Da Liberazione del 9/7/2008
Guerra di cifre e scambi di accuse all’"ultimo scaffale".
Nel grande magazzino dell’Ikea di Corsico (Milano), tra enormi corridoi e mobili dai nomi bizzarri, allegre famigliole in gita e coppie sotto stress, esplode l’allarme sicurezza. Sicurezza dei lavoratori, si intende. La protesta è avvenuta qualche giorno fa, il 3 luglio. I sindacati hanno incrociato le braccia per segnalare gli scarsi livelli di tutela della loro incolumità, preoccupati per l’impennata di infortuni all’interno del grosso hangar: troppi infortuni, 33 per la precisione, occorsi ai lavoratori durante l’unico anno di vita della nuova struttura. Dodici negli ultimi sette mesi. E così oggi«settanta dipendenti oggi risultano non più idonei alla movimentazione manuale dei carichi per problemi all’apparato scheletrico». Mole di lavoro eccessiva, carenza di personale, assenza di segnalatori.
Tutte condizioni gravose che a giudizio del personale in agitazione avrebbero causato incidenti più o meno gravi: collisioni tra mezzi meccanici dovuta dalla taratura troppo veloce dei mezzi, procedure inadeguate o inapplicate per mancanza di tempo (e di addetti) che hanno portato a ferimenti: un colpo alla testa e un taglio con 21 punti di sutura. Una serie di eventi che a giudizio degli impiegati del colosso svedese dell’arredo non sarebbe casuale ma imputabile alla politica «al risparmio» della società. Non dell’Ikea in generale, ma della filiale milanese, che proprio non ne vuole sapere di venire incontro alle richieste dei sindacati. La mobilitazione è stata infatti bocciata come strumentale, dal momento che «dei 33 presunti infortuni sul lavoro – dice la nota dell’azienda – 13 sono avvenuti nello spostamento da casa al posto di lavoro, 19 sono dovuti a negligenza o distrazione e uno solo è realmente dovuto a scorretta movimentazione manuale dei carichi». La replica della proprietà si sostanzia in uno scaricabarile piuttosto fastidioso, come si può capire. Il solito leit motiv declinato dai vertici di qualunque impresa coinvolta in questioni analoghe: se un lavoratore si fa male, la colpa è del lavoratore.

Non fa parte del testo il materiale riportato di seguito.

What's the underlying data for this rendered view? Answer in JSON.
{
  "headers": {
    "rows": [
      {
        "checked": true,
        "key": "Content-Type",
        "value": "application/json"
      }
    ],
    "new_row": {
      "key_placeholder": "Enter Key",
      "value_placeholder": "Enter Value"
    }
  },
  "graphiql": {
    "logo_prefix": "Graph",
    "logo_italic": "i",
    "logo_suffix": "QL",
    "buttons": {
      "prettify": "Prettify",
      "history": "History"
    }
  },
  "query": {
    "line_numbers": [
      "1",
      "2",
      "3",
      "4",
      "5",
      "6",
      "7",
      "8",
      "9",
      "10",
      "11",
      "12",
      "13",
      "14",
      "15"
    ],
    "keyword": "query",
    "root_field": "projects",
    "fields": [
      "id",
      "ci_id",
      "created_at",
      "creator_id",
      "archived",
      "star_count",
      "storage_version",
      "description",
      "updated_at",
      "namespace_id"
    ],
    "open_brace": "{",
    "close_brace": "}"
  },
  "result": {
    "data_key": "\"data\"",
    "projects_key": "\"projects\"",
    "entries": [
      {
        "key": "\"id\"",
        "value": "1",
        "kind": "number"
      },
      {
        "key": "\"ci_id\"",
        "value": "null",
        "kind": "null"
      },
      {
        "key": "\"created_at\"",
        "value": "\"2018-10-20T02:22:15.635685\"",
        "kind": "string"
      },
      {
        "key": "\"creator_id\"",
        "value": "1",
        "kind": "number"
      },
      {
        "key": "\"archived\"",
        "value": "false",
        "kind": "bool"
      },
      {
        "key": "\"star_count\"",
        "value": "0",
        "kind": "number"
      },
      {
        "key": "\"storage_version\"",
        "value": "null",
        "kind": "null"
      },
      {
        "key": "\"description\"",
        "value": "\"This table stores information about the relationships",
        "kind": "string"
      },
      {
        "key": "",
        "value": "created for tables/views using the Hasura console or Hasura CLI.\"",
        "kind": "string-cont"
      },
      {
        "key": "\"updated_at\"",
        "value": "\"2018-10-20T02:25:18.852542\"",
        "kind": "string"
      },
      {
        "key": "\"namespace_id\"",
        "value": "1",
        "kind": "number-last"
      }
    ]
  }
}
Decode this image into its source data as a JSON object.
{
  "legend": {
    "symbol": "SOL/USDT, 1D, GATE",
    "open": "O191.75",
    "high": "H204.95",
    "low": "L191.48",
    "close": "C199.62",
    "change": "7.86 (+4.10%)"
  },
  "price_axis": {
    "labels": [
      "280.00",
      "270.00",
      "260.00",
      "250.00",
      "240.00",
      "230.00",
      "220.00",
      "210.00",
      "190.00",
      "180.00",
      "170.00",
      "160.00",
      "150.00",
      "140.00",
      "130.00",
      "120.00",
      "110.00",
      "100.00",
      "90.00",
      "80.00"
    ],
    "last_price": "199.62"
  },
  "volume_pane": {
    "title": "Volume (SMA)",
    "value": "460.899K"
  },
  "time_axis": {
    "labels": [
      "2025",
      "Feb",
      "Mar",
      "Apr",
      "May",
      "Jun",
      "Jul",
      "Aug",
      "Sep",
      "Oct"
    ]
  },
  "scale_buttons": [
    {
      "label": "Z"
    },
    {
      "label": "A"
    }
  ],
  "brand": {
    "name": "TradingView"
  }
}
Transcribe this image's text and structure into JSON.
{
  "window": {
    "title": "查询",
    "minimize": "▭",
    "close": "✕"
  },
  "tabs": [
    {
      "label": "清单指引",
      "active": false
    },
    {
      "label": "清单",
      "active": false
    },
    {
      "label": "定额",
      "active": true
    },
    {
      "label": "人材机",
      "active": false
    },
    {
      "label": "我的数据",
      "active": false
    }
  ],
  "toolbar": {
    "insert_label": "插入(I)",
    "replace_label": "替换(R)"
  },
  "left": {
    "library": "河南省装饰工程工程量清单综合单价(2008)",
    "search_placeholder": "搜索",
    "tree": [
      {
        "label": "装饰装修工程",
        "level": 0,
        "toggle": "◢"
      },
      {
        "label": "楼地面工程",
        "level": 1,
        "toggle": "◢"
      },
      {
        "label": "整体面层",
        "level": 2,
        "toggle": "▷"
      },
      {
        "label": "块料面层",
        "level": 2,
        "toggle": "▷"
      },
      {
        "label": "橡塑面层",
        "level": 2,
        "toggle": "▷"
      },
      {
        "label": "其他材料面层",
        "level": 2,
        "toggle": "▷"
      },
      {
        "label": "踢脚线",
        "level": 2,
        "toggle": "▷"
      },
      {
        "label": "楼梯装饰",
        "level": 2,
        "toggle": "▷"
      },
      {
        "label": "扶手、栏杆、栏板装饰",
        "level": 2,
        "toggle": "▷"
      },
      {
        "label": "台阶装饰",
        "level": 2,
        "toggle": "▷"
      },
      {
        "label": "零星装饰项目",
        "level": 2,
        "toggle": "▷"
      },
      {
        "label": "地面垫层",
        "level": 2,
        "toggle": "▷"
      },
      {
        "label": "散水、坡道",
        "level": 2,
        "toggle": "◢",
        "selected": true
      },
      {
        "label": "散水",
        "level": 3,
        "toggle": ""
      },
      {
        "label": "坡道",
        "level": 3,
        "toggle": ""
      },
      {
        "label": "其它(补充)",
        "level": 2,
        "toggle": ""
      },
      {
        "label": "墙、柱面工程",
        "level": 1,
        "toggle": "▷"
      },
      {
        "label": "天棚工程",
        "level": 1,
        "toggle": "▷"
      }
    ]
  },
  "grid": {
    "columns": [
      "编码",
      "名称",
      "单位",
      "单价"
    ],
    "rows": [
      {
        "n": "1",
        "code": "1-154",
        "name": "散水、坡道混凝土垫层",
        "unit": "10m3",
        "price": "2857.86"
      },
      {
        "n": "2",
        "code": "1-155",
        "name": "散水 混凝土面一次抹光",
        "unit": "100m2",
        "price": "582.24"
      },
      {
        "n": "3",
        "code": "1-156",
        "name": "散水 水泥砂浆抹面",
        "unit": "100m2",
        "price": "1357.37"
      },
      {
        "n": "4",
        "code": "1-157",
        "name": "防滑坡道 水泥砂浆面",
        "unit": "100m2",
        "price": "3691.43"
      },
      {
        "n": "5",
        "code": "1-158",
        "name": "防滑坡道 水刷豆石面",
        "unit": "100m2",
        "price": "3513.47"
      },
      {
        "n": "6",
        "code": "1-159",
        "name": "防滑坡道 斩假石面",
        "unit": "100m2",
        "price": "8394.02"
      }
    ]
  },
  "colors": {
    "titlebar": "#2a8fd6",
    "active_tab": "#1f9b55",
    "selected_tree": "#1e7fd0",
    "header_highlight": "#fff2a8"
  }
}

Ma i responsabili del personale non hanno intenzione di sfuggire alle denunce e di restare sguarniti sul fronte delle tutele dei lavoratori e dunque garantiscono che l’azienda «non scenderà a compromessi in tema di sicurezza»: «Crediamo che assumersi responsabilità verso le persone e l’ambiente sia un presupposto essenziale perché un’azienda possa avere successo. Ikea definisce rigorosi standard di sicurezza in merito alle condizioni lavorative dei propri dipendenti, così come dei propri clienti, presso tutti i suoi punti vendita». E’ anche vero, chiude con rammarico la nota del gigante svedese, che il rispetto della legislazione e l’attenzione scrupolosa di tutti i parametri di sicurezza «non mette al riparo da eventi eccezionali».
Eppure i lavoratori in rivolta non pensano che i titolari della fabbrica di Corsico siano esenti da responsabilità: «Muletti che cadono dalle ribalte, porte antincendio sfondate, bancali che cadono da 8 metri, per non parlare poi dello stress prolungato causato da eccessivi carichi di lavoro. Da quando ha aperto il nuovo negozio, per risparmiare, da tre, i falegnami sono rimasti in due, uno è stato rimosso forzatamente dalla mansione a discapito della messa in sicurezza dei mobili montati in esposizione e delle competenze di realizzazione degli allestimenti». E ancora: «Sempre per risparmiare i lavoratori di notte lavorano con l’areazione spenta e con le sole luci di emergenza e lo stesso discorso anche per recarsi in bagno». E oggi, di fronte alle repliche dell’Ikea, le Rsl della struttura milanese reagiscono indispettite: «Non è pensabile utilizzare l’argomento "negligenza e distrazione" per giustificare quanto accaduto in poco più di un anno a questa parte. A dicembre 2007 abbiamo chiesto ufficialmente ad ikea di attivare una serie di accorgimenti ma le nostre richieste sono state non solo inascoltate ma anche respinte a prescindere… la linea di Ikea Corsico è quella che col sindacato e con chi rappresenta i lavoratori non si discute. Abbiamo anche chiesto di creare delle procedure di comportamento in merito alle aggressioni verbali e fisiche fatte dai clienti ai lavoratori, ma anche su questo non c’è mai stata risposta alcuna… E’ sconfortante prendere atto del fatto che la questione sicurezza è misurata non su quanto accade, partire da quanto succede per prevenire, ma da quanto si spende in tempo e risorse…».